I will keep you posted.

Salam's report will be broadcast on Newsnight in late June.

Comments

  • Comment number 1.

    DOES HE READ THIS?

    Salam Pax implies (I think) that not only is there Shia-Sunni tension but also tribe-tribe tension within both groups. (1) Would it be right to think that Sadam's despotic power kept the lid on all this while he lasted?
    (2) Is it, further, reasonable to assume that centralised government, not being able to behave like Sadam and survive, has to fail in holding it all together? (3)Is a 'democratically elected' group of MPs bound to be riven by tribal and other loyalties before ever showing loyalty to party or state?

  • Comment number 2.

    Salam Pax - do you think that it is conceivable that Maliki could ask the US to leave?
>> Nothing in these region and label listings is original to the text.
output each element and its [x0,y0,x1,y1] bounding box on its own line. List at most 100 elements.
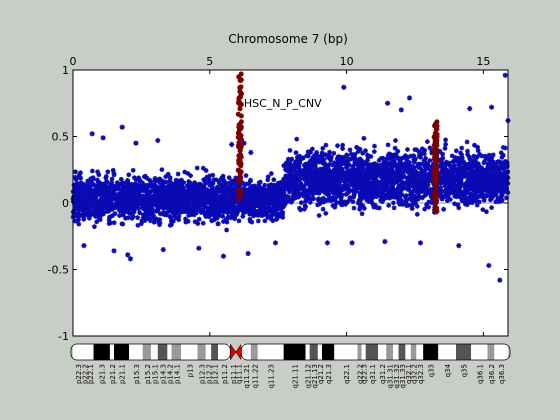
band-p15.2 [142,344,151,360]
band-label: p14.1 [173,364,181,384]
y-tick-label: 0 [62,197,69,210]
band-label: p21.2 [109,364,117,384]
band-label: p14.3 [160,364,168,384]
band-p11.1 [230,343,237,361]
band-q21.13 [309,344,318,360]
plot-border [72,69,509,337]
band-label: q31.31 [387,364,395,388]
band-label: q21.11 [292,364,300,388]
band-label: p12.3 [199,364,207,384]
p-arm-outline [70,343,231,361]
band-q31.32 [393,344,399,360]
band-p21.1 [114,344,130,360]
band-label: q21.2 [317,364,325,384]
series-right [281,72,511,283]
band-p14.2 [167,344,172,360]
band-label: p15.1 [151,364,159,384]
band-p15.1 [150,344,158,360]
band-q31.1 [365,344,379,360]
band-p22.3 [73,344,83,360]
x-tick-labels: 0 5 10 15 [70,55,491,68]
band-q11.22 [250,344,258,360]
band-label: q36.3 [498,364,506,384]
band-label: p22.1 [87,364,95,384]
band-label: q11.1 [236,364,244,384]
band-label: q32.2 [411,364,419,384]
band-q21.3 [321,344,335,360]
band-label: q31.33 [399,364,407,388]
y-tick-label: -0.5 [48,264,69,277]
band-q31.2 [378,344,387,360]
band-p12.3 [197,344,206,360]
band-label: q32.1 [405,364,413,384]
band-label: p11.1 [230,364,238,384]
band-p12.1 [211,344,218,360]
band-p14.1 [171,344,182,360]
band-q11.23 [257,344,284,360]
cnv-region-2 [431,119,440,215]
band-label: p13 [186,364,194,377]
band-label: q11.23 [268,364,276,388]
band-p14.3 [157,344,168,360]
band-label: p21.1 [119,364,127,384]
band-q22.1 [334,344,358,360]
band-q32.3 [416,344,424,360]
band-label: q33 [428,364,436,377]
band-p15.3 [129,344,143,360]
band-label: p14.2 [166,364,174,384]
band-label: q31.2 [379,364,387,384]
band-q32.1 [405,344,411,360]
band-label: q36.1 [476,364,484,384]
band-label: q35 [461,364,469,377]
band-label: q22.1 [343,364,351,384]
cnv-region-1 [235,71,244,202]
band-q31.31 [386,344,394,360]
band-label: q32.3 [417,364,425,384]
band-p12.2 [205,344,212,360]
data-points [70,72,511,283]
band-label: p22.3 [75,364,83,384]
band-q32.2 [410,344,417,360]
band-p22.1 [86,344,94,360]
band-label: p15.2 [144,364,152,384]
chromosome-ideogram [70,343,511,361]
band-q36.1 [471,344,488,360]
band-label: q21.3 [325,364,333,384]
band-q36.2 [487,344,495,360]
band-label: q21.12 [305,364,313,388]
x-tick-label: 0 [70,55,77,68]
band-label: q21.13 [311,364,319,388]
y-tick-label: 1 [62,64,69,77]
band-q21.12 [305,344,310,360]
y-tick-label: -1 [58,330,69,343]
band-label: q11.22 [251,364,259,388]
band-q11.1 [235,343,242,361]
y-tick-labels: -1 -0.5 0 0.5 1 [48,64,69,343]
band-q21.2 [317,344,322,360]
cnv-annotation: HSC_N_P_CNV [244,97,322,110]
band-label: q22.3 [361,364,369,384]
series-middle [236,140,286,257]
band-p21.3 [93,344,110,360]
cnv-points [235,71,440,215]
band-q35 [456,344,472,360]
band-q34 [438,344,457,360]
band-label: p22.2 [82,364,90,384]
band-label: p12.2 [205,364,213,384]
band-label: p11.2 [221,364,229,384]
x-tick-label: 5 [206,55,213,68]
band-p22.2 [82,344,87,360]
y-tick-label: 0.5 [52,131,70,144]
band-label: q36.2 [488,364,496,384]
band-q31.33 [398,344,406,360]
band-q33 [423,344,439,360]
band-q22.3 [361,344,366,360]
band-label: p21.3 [99,364,107,384]
band-label: q22.2 [357,364,365,384]
q-arm-outline [240,343,511,361]
band-p11.2 [218,344,231,360]
band-q36.3 [494,344,508,360]
band-q11.21 [241,344,251,360]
    I gather from the 成人论坛 that negotiations relating to the extension of the US role had hit severe problems due to sovereignty issues. Probably relates to Iraq being screwed over in the oil and rebuilding contracts plus US requirements of immunity and permanent US bases etc.

    Would people on the street welcome seeing the back of us or do they think we still have a role?

    By the way good luck with the studies and I hope you can return home when you want.

  • Comment number 3.

    LONG TERM STRATEGY

    Months back there were reports of gigantic US bases (towns) being built; at least two I think. Are they finished? If still relevant, what do they tell us and why no mention lately? In that respect I presume Iraq is the new Saudi for Uncle Sam?

  • Comment number 4.

    Good to see you're back Salam - look forward to your new film in July.

  • Comment number 5.

    Good to see you are coming back to the 成人论坛 in July---Salam....

    :)

  • Comment number 6.

    Dear Salam,

    Well, I suspected all along where you were, thanks to your planting the "Notes." I am very happy you and your family are out of Iraq. My hair got more gray each month that I didn't know for sure. I will never forget about you, but I'm a bit peeved that you didn't answer my e-mail last year. Perhaps, now?

    Is the movie going forward? If you need a good shooting location, I have a suggestion for one in South Africa, because I've known the guy over 20 years and he's super. There might also be some production funds!! Welcome back!